Arrastraba los pies, una mano al costado, la otra en la espada, la mirada fija en el

vampiro. La mujer lloraba, derrotada, sujetándose las tripas y lo que habitaba en ellas.

El francés hizo presión con el filo y una corbata carmesí cayó del cuello de su rehén. La

sed era tan intensa que pasó su lengua por la herida. Ella se estremeció. Las llamas se

extendieron a los tapices y a la inmundicia.

—¡La mataré! —el noble se agazapó aún más tras el cuerpo de la chica—. Si das

un paso más, un solo paso más, la degüello. Morirán los dos, madre e hijo. ¿Es que no

lo entiendes, héroe?

El tipo lo entendía a la perfección. Levantó la espada y la incrustó con furia en el

pecho de la mujer. El filo la atravesó y ensartó al francés tras ella.

—No me llames “héroe” —susurró el asesino.

Extrajo el acero y los dos cuerpos cayeron al suelo. El vampiro miró hacia el

hueco en el techo. El eclipse estaba en su apogeo.

—Tan cerca…

Lo decapitó con violencia. Estaba cansado y herido, por lo que tuvo que realizar

varios cortes y luego girar el cuello como si fuera una peonza. Después rompió una silla

de madera y le clavó una estaca en el corazón.

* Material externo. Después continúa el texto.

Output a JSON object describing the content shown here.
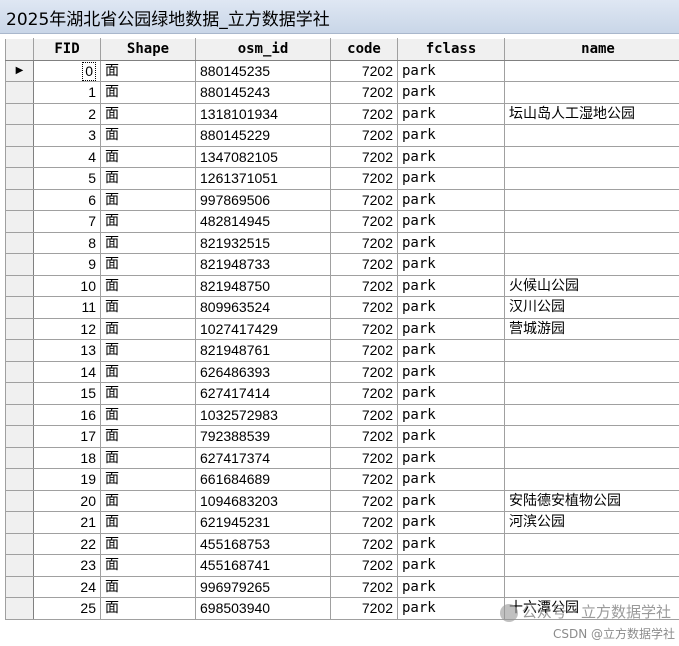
{
  "window": {
    "title": "2025年湖北省公园绿地数据_立方数据学社"
  },
  "table": {
    "columns": [
      "FID",
      "Shape",
      "osm_id",
      "code",
      "fclass",
      "name"
    ],
    "current_row_marker": "▶",
    "rows": [
      {
        "fid": "0",
        "shape": "面",
        "osm_id": "880145235",
        "code": "7202",
        "fclass": "park",
        "name": ""
      },
      {
        "fid": "1",
        "shape": "面",
        "osm_id": "880145243",
        "code": "7202",
        "fclass": "park",
        "name": ""
      },
      {
        "fid": "2",
        "shape": "面",
        "osm_id": "1318101934",
        "code": "7202",
        "fclass": "park",
        "name": "坛山岛人工湿地公园"
      },
      {
        "fid": "3",
        "shape": "面",
        "osm_id": "880145229",
        "code": "7202",
        "fclass": "park",
        "name": ""
      },
      {
        "fid": "4",
        "shape": "面",
        "osm_id": "1347082105",
        "code": "7202",
        "fclass": "park",
        "name": ""
      },
      {
        "fid": "5",
        "shape": "面",
        "osm_id": "1261371051",
        "code": "7202",
        "fclass": "park",
        "name": ""
      },
      {
        "fid": "6",
        "shape": "面",
        "osm_id": "997869506",
        "code": "7202",
        "fclass": "park",
        "name": ""
      },
      {
        "fid": "7",
        "shape": "面",
        "osm_id": "482814945",
        "code": "7202",
        "fclass": "park",
        "name": ""
      },
      {
        "fid": "8",
        "shape": "面",
        "osm_id": "821932515",
        "code": "7202",
        "fclass": "park",
        "name": ""
      },
      {
        "fid": "9",
        "shape": "面",
        "osm_id": "821948733",
        "code": "7202",
        "fclass": "park",
        "name": ""
      },
      {
        "fid": "10",
        "shape": "面",
        "osm_id": "821948750",
        "code": "7202",
        "fclass": "park",
        "name": "火候山公园"
      },
      {
        "fid": "11",
        "shape": "面",
        "osm_id": "809963524",
        "code": "7202",
        "fclass": "park",
        "name": "汉川公园"
      },
      {
        "fid": "12",
        "shape": "面",
        "osm_id": "1027417429",
        "code": "7202",
        "fclass": "park",
        "name": "营城游园"
      },
      {
        "fid": "13",
        "shape": "面",
        "osm_id": "821948761",
        "code": "7202",
        "fclass": "park",
        "name": ""
      },
      {
        "fid": "14",
        "shape": "面",
        "osm_id": "626486393",
        "code": "7202",
        "fclass": "park",
        "name": ""
      },
      {
        "fid": "15",
        "shape": "面",
        "osm_id": "627417414",
        "code": "7202",
        "fclass": "park",
        "name": ""
      },
      {
        "fid": "16",
        "shape": "面",
        "osm_id": "1032572983",
        "code": "7202",
        "fclass": "park",
        "name": ""
      },
      {
        "fid": "17",
        "shape": "面",
        "osm_id": "792388539",
        "code": "7202",
        "fclass": "park",
        "name": ""
      },
      {
        "fid": "18",
        "shape": "面",
        "osm_id": "627417374",
        "code": "7202",
        "fclass": "park",
        "name": ""
      },
      {
        "fid": "19",
        "shape": "面",
        "osm_id": "661684689",
        "code": "7202",
        "fclass": "park",
        "name": ""
      },
      {
        "fid": "20",
        "shape": "面",
        "osm_id": "1094683203",
        "code": "7202",
        "fclass": "park",
        "name": "安陆德安植物公园"
      },
      {
        "fid": "21",
        "shape": "面",
        "osm_id": "621945231",
        "code": "7202",
        "fclass": "park",
        "name": "河滨公园"
      },
      {
        "fid": "22",
        "shape": "面",
        "osm_id": "455168753",
        "code": "7202",
        "fclass": "park",
        "name": ""
      },
      {
        "fid": "23",
        "shape": "面",
        "osm_id": "455168741",
        "code": "7202",
        "fclass": "park",
        "name": ""
      },
      {
        "fid": "24",
        "shape": "面",
        "osm_id": "996979265",
        "code": "7202",
        "fclass": "park",
        "name": ""
      },
      {
        "fid": "25",
        "shape": "面",
        "osm_id": "698503940",
        "code": "7202",
        "fclass": "park",
        "name": "十六潭公园"
      }
    ]
  },
  "watermark": {
    "line1": "公众号 · 立方数据学社",
    "line2": "CSDN @立方数据学社"
  }
}
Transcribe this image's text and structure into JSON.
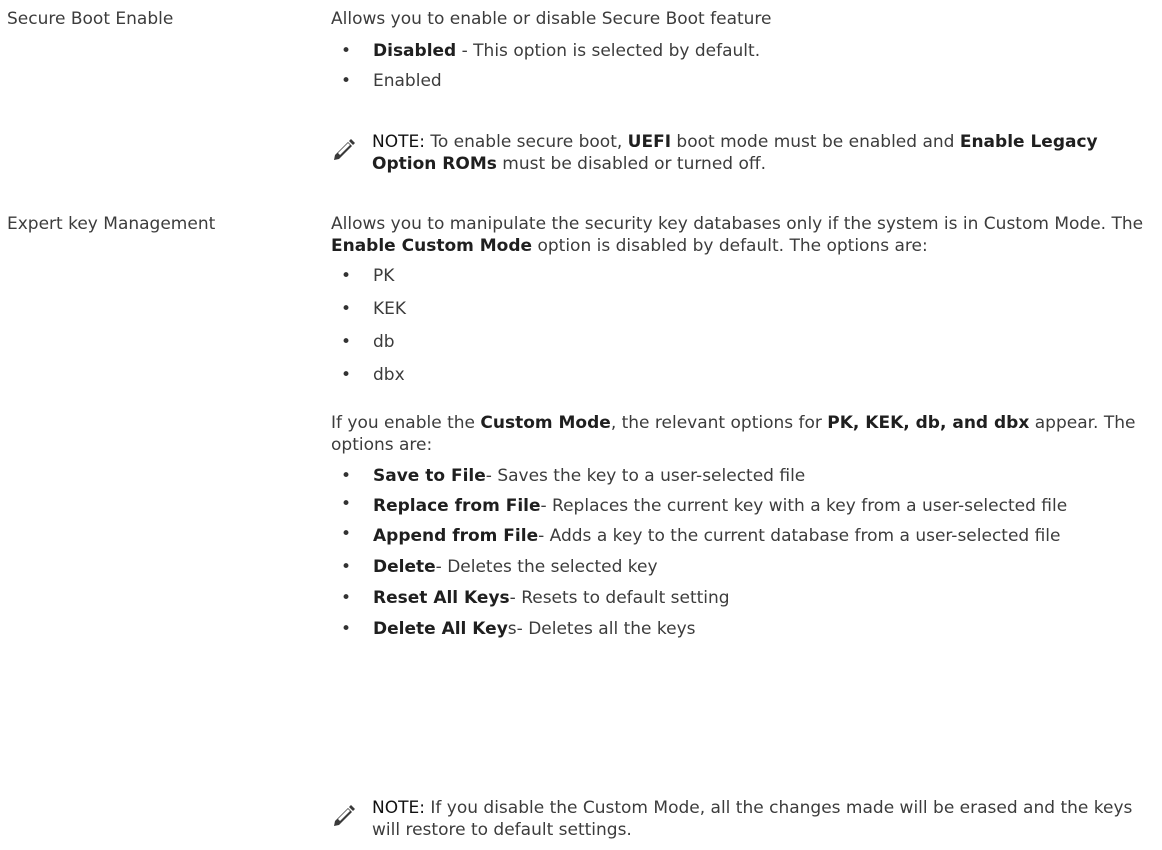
{
  "rows": [
    {
      "label": "Secure Boot Enable",
      "intro": "Allows you to enable or disable Secure Boot feature",
      "options": [
        {
          "bold": "Disabled",
          "rest": " - This option is selected by default."
        },
        {
          "bold": "",
          "rest": "Enabled"
        }
      ],
      "note": {
        "prefix": "NOTE:",
        "t1": " To enable secure boot, ",
        "b1": "UEFI",
        "t2": " boot mode must be enabled and ",
        "b2": "Enable Legacy Option ROMs",
        "t3": " must be disabled or turned off."
      }
    },
    {
      "label": "Expert key Management",
      "intro_t1": "Allows you to manipulate the security key databases only if the system is in Custom Mode. The ",
      "intro_b1": "Enable Custom Mode",
      "intro_t2": " option is disabled by default. The options are:",
      "keys": [
        "PK",
        "KEK",
        "db",
        "dbx"
      ],
      "custom_t1": "If you enable the ",
      "custom_b1": "Custom Mode",
      "custom_t2": ", the relevant options for ",
      "custom_b2": "PK, KEK, db, and dbx",
      "custom_t3": " appear. The options are:",
      "actions": [
        {
          "bold": "Save to File",
          "rest": "- Saves the key to a user-selected file"
        },
        {
          "bold": "Replace from File",
          "rest": "- Replaces the current key with a key from a user-selected file"
        },
        {
          "bold": "Append from File",
          "rest": "- Adds a key to the current database from a user-selected file"
        },
        {
          "bold": "Delete",
          "rest": "- Deletes the selected key"
        },
        {
          "bold": "Reset All Keys",
          "rest": "- Resets to default setting"
        },
        {
          "bold": "Delete All Key",
          "rest": "s- Deletes all the keys"
        }
      ],
      "note": {
        "prefix": "NOTE:",
        "text": " If you disable the Custom Mode, all the changes made will be erased and the keys will restore to default settings."
      }
    }
  ],
  "icons": {
    "note": "pencil-note-icon"
  }
}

El incendio devoraba la mesa del banquete y las butacas cercanas. Las llamas lo

anegaban todo, el humo ocultaba la luna. Cuando se disponía a salir, una mano le asió el

tobillo.

—Por favor… —suplicó la mujer, herida de muerte.

—No puedo hacer nada por ti.

—Mi… mi hijo…

El tipo observó la barriga de la muchacha. Su otra mano temblaba sobre ella.

Escupía sangre negra y pastosa.

—¿Sabes lo que me estás pidiendo? —ella asintió—. ¿Sabes el precio a pagar?

Sus ojos se llenaron de lágrimas y asintió una vez más.

—Hazlo —dijo.

El tipo le clavó la espada en el abdomen y la rajó de lado a lado. Los gritos de la

mujer se extinguieron cuando comenzó a llorar un recién nacido.